For the true barbecue enthusiast, cold weather should be no deterrent. Summer is only three months of the year, and for me 9 months is way too long to go without some barbecue. Right now it’s bucketing down with rain and I’m preparing for a long overdue Sunday barbecue.

Although it’s colder outside during the winter months the lower temperatures are not a major issue. The main thing to be aware for winter barbecuing is to use more fuel than you would on a summer’s day. As the ambient temperature is lower, you will be losing more heat to the outside of your barbecue, and so you’ll need more fuel to cook a given amount of food than you normally would need on a warmer day.

I haven’t found a light rain to be a major inconvenience when cooking in a kettle style barbecue, which may come as a surprise. The lid of the kettle acts as an umbrella and keeps the rain off the coals, although as the rain gets heavier, it can come in the top vent and flood your barbecue.

In my experience, I have found that the biggest problem when cooking barbecue during colder weather has been the wind as it affects your temperature control, which is probably one of the most important aspects of barbecuing.

Firstly the wind tends to carry away heat from your barbecue and dramatically increase the cooking times required for cooking your food. The other way is if the wind finds its way into the vents of your cooker, it is blowing on the coals which can make them burn faster, and actually drive up the temperature.

The best remedy for these is to find a sheltered location for your barbecue. I have a spot in my garden near my back door where there is shelter from the rain provided by a balcony and the wall of my house provides protection from the wind.

If the wind isn’t too strong, and you don’t have a sheltered location to cook in then you can usually get away with closing the two windward vents of your barbecue and just rely on using the vent on the downwind side of your barbecue for temperature control.

However, if it’s blowing up a storm then even if you do want to be outside, I will concede that it may not be the best time to be barbecuing.
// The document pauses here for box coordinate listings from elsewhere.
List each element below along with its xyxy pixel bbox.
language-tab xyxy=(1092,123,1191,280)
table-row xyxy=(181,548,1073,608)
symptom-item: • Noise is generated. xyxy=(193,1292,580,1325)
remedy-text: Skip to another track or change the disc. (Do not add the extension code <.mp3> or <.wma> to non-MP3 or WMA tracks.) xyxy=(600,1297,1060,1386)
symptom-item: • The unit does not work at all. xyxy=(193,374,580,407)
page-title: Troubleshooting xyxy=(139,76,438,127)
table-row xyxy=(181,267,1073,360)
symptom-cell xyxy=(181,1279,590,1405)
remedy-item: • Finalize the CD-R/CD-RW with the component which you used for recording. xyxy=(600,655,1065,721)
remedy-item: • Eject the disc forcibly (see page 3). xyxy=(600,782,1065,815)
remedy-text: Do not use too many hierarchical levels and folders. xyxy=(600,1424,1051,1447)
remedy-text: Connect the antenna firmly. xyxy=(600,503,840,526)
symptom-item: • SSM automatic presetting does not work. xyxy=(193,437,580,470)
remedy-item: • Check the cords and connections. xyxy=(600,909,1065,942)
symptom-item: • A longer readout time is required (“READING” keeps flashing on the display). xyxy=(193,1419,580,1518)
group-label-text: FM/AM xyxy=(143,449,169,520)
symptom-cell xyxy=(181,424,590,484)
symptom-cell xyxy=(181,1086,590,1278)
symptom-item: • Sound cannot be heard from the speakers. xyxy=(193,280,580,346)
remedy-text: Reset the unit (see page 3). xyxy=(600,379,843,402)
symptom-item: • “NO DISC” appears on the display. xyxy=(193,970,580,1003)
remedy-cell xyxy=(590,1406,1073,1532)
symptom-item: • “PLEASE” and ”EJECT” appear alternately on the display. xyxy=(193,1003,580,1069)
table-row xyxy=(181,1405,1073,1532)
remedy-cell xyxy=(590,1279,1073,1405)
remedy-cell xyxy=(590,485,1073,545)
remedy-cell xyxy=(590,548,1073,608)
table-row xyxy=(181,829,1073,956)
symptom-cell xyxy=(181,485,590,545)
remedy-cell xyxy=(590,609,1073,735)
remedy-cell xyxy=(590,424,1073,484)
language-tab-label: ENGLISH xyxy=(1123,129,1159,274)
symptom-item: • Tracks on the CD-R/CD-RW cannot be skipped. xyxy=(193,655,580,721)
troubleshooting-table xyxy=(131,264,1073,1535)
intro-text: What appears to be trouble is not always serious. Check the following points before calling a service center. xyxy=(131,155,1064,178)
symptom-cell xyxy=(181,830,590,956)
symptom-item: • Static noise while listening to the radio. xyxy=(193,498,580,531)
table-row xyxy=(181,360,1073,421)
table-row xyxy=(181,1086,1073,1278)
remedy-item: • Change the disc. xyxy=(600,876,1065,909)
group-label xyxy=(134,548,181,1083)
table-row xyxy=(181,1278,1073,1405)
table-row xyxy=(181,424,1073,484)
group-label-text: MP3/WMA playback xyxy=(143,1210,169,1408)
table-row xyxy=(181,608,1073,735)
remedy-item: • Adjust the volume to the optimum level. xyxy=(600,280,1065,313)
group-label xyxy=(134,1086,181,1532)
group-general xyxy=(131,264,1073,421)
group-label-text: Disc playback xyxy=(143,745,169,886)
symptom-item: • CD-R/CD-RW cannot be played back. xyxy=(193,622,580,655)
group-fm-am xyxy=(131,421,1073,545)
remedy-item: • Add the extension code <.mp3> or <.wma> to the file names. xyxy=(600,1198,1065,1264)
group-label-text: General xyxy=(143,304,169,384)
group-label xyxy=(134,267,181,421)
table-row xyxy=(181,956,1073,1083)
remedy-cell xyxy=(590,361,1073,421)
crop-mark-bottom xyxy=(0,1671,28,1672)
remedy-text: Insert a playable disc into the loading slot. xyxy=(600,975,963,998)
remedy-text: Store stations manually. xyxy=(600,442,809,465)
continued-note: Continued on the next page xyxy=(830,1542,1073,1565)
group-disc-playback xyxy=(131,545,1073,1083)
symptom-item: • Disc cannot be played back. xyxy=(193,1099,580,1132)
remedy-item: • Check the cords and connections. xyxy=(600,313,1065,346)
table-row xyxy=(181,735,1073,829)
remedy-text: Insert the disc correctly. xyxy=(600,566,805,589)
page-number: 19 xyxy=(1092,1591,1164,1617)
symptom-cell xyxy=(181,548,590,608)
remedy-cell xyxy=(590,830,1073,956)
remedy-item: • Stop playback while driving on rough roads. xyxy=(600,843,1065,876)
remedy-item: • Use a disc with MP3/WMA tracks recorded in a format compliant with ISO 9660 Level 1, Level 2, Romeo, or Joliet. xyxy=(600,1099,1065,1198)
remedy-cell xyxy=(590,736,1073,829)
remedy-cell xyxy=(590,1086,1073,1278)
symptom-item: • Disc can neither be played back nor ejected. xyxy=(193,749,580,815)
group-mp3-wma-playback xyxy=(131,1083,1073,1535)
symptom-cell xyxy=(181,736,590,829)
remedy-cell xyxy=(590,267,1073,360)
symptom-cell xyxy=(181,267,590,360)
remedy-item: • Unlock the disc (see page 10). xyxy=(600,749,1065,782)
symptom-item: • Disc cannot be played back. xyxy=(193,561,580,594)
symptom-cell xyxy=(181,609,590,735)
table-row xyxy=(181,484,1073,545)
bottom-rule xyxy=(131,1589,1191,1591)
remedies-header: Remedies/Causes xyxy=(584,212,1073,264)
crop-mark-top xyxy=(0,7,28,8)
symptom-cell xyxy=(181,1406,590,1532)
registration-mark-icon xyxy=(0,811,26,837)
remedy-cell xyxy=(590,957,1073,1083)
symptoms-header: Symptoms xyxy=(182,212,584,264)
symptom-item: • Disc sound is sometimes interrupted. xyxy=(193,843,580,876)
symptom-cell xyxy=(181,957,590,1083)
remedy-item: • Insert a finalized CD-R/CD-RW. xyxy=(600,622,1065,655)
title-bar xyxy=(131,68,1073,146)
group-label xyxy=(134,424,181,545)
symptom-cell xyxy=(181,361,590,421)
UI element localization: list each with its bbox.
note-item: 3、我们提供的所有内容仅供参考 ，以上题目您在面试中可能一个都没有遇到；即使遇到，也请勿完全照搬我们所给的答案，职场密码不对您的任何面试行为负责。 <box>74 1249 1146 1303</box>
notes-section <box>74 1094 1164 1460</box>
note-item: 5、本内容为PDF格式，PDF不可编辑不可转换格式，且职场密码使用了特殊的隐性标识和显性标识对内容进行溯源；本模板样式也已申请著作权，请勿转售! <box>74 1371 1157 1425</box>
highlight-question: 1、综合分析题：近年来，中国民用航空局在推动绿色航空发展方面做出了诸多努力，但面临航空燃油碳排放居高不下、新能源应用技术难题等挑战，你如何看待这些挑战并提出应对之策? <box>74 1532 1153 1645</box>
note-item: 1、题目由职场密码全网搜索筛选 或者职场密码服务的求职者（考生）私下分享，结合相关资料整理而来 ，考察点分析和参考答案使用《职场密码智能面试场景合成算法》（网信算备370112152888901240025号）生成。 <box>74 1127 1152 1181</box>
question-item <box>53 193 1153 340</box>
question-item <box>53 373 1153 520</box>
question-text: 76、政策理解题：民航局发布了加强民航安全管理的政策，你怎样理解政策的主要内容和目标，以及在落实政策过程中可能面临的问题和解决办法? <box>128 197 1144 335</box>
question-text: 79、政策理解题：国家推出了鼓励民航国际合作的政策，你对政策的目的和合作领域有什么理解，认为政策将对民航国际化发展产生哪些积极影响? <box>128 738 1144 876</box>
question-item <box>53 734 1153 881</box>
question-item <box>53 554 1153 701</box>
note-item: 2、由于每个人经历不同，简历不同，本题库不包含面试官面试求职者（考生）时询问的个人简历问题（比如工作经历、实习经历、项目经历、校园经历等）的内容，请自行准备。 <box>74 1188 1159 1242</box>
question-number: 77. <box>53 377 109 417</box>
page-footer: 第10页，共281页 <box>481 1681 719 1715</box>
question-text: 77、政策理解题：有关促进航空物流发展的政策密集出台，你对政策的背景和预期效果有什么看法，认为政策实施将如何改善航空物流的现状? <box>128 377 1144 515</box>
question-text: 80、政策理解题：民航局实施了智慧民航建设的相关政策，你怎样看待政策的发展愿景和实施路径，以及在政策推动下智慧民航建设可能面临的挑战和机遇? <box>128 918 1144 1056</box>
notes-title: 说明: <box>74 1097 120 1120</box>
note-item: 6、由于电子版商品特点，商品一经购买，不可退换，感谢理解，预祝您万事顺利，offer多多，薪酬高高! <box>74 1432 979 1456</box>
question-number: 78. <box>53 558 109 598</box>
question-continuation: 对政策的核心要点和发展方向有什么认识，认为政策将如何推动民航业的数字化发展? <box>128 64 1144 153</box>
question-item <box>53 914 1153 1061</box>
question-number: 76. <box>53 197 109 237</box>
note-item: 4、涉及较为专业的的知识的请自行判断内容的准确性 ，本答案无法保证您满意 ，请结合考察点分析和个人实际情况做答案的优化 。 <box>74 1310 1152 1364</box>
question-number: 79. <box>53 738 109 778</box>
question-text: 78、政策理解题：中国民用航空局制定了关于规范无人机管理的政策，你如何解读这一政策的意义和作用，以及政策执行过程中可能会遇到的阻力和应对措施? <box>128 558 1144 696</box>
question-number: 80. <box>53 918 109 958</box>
In a storm, the winds may actually be strong enough to tip your barbecue over, and if it’s full of red-hot coals, you don’t want to be near it when it happens.

Some people may be tempted to cook in their garage or another indoor area, but this is not really a very good idea as there is a very real danger of carbon monoxide poisoning when you are cooking with coals in an enclosed space.

Also make sure that your barbecue is at least 3-4 metres away from any combustible material, as strong winds can blow sparks from the barbecue and set them alight.

If you follow these guidelines, then there’s no reason why you can’t enjoy the pleasures of barbecue all year round. As the weather is getting colder, the idea of a nice roast sounds like just the thing for a Sunday lunch with a few friends, and a roast always tastes best to me when it’s been cooked on a barbecue over some smoking hot coals.